Oh What A Relief It Aint'
added 4/24/2002 by Todd Brody
The biggest difference between the 2000 and 2001 seasons for the Astros was the bullpen. Yes, the Astros starting pitching also was not good in 2000. But the Astros simply had the absolute worst bullpen in baseball. They blew a ton of saves and they seemed to let every inherited runner score. Recognizing that this was a weakness, the Astros went out and signed Mike Jackson and Doug Brocail - two proven relievers - and, late in the season, traded for Mike Williams. While Brocail didn't pan out because he got injured early, the Astros' commitment to the bullpen paid off. Down the stretch, the Astros had four "closers," making their bullpen one of the strongest in the majors.
The Astros made several critical decisions with respect to their bullpen during the past offseason, which already have impacted this season and which will like impact the next few seasons as well. The first decision was to sign Billy Wagner to a long-term contract. And the second was to eschew signing a top free agent middle reliever, like David Weathers, and instead to sign a bunch of retread pitchers to minor league deals. I call these separate decisions but, in reality, the Astros' decision to sign cruddy relievers that no other team wanted was the direct result of their decision to give Wagner $24 million. In sum, despite the fact that the strategy of improving the bullpen led to success in 2001, the Astros abandoned this strategy for 2002.
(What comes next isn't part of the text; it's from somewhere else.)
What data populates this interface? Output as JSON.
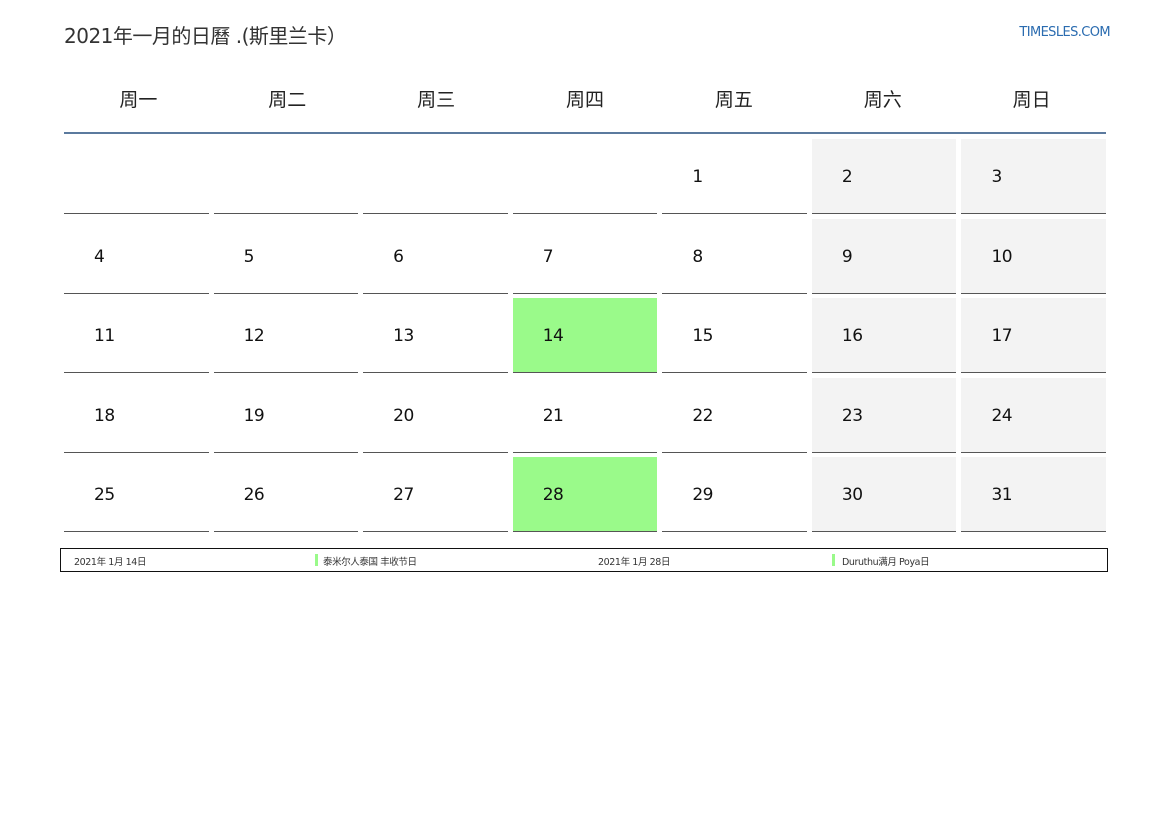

Yes, it is early in the season and yes, certain pitchers like Octavio Dotel and Nelson Cruz have not pitched up to expectations so far, but it seems to me that the Astros' strategy is a total failure. Wagner has not pitched well. And this shouldn't come as much of a surprise. Wagner is not the same pitcher that he was prior to the injury. He pitched well at the beginning of last season, but he struggled down the stretch and it has continued into 2002. Relievers, to a large degree, have a limited life shelves. Maybe Wagner's injury accelerated the process. But I cannot say that he is a top closer right now. And maybe the Astros would have been better off if they would have held out before giving him a long-term deal, particularly when there aren't a whole lot of teams that are giving that much money to a closer right now.
And let's talk about the Astros attempt to find a middle reliever on the scrap heap, which also hasn't worked out so well. Chuck McElroy and C.J. Nitkowski - the two designated lefty specialists, didn't even make the team out of spring training. Gerry Hunsicker said that he was disappointed with C.J.'s performance during spring training. Why? C.J., despite his cult following, has never shown to be a capable reliever. Brocail and Hipolito Pichardo haven't pitched an inning yet because of injuries and there is no timetable for Brocail's return. (And what were the Astros doing signing Brocail if they knew that he wasn't going to be ready to start the season?) The only one of the retreads who has pitched well is T.J. Matthews and frankly, I still yet at my television set every time I see him warming up. Look, the only general managing I have ever done is for my fantasy baseball team. But everyone knows that one good player is more valuable that five mediocre (at best) players. David Weathers would have been far more valuable than all of these free agent relievers combined. And the Astros could have signed Weathers for nearly what they paid, T.J., C.J., and the rest of the hole in the wall gang.
It seems to me that the Astros were fools to spend $24 million on Wagner given their payroll limitations. In the modern game, when pitchers are taken out after 100 pitches and often don't last past the sixth inning, it doesn't make a lot of sense to spend a ton of money on a closer when you don't have (or can't afford) quality middle relievers who can get to the closer.
So where does this leave the Astros? In light of the fact that the free agent pickups have not worked out, the Astros are scouring their minor leagues, hoping that Brandon Puffer, Ricky Stone, Scott Linebrink, or Brad Lidge will be able to stick a finger in the dike and prevent the Astros from flooding. The Astros are going to keep 12 pitchers on the roster for a short period of time, hoping that quantity can make up for quality. Maybe this will work, but it seems to me that the Astros are rushing players like Lidge to the majors (contrary to everything that Gerry Hunsicker believes) and I would hate to see a good young pitcher hurt because he was brought up to soon.
Yes, it is early. But unless Wagner and Dotel can totally turn it around, and the Astros can find a couple of pitchers who can get the Astros through the sixth and seventh innings, this is going to be a very long season.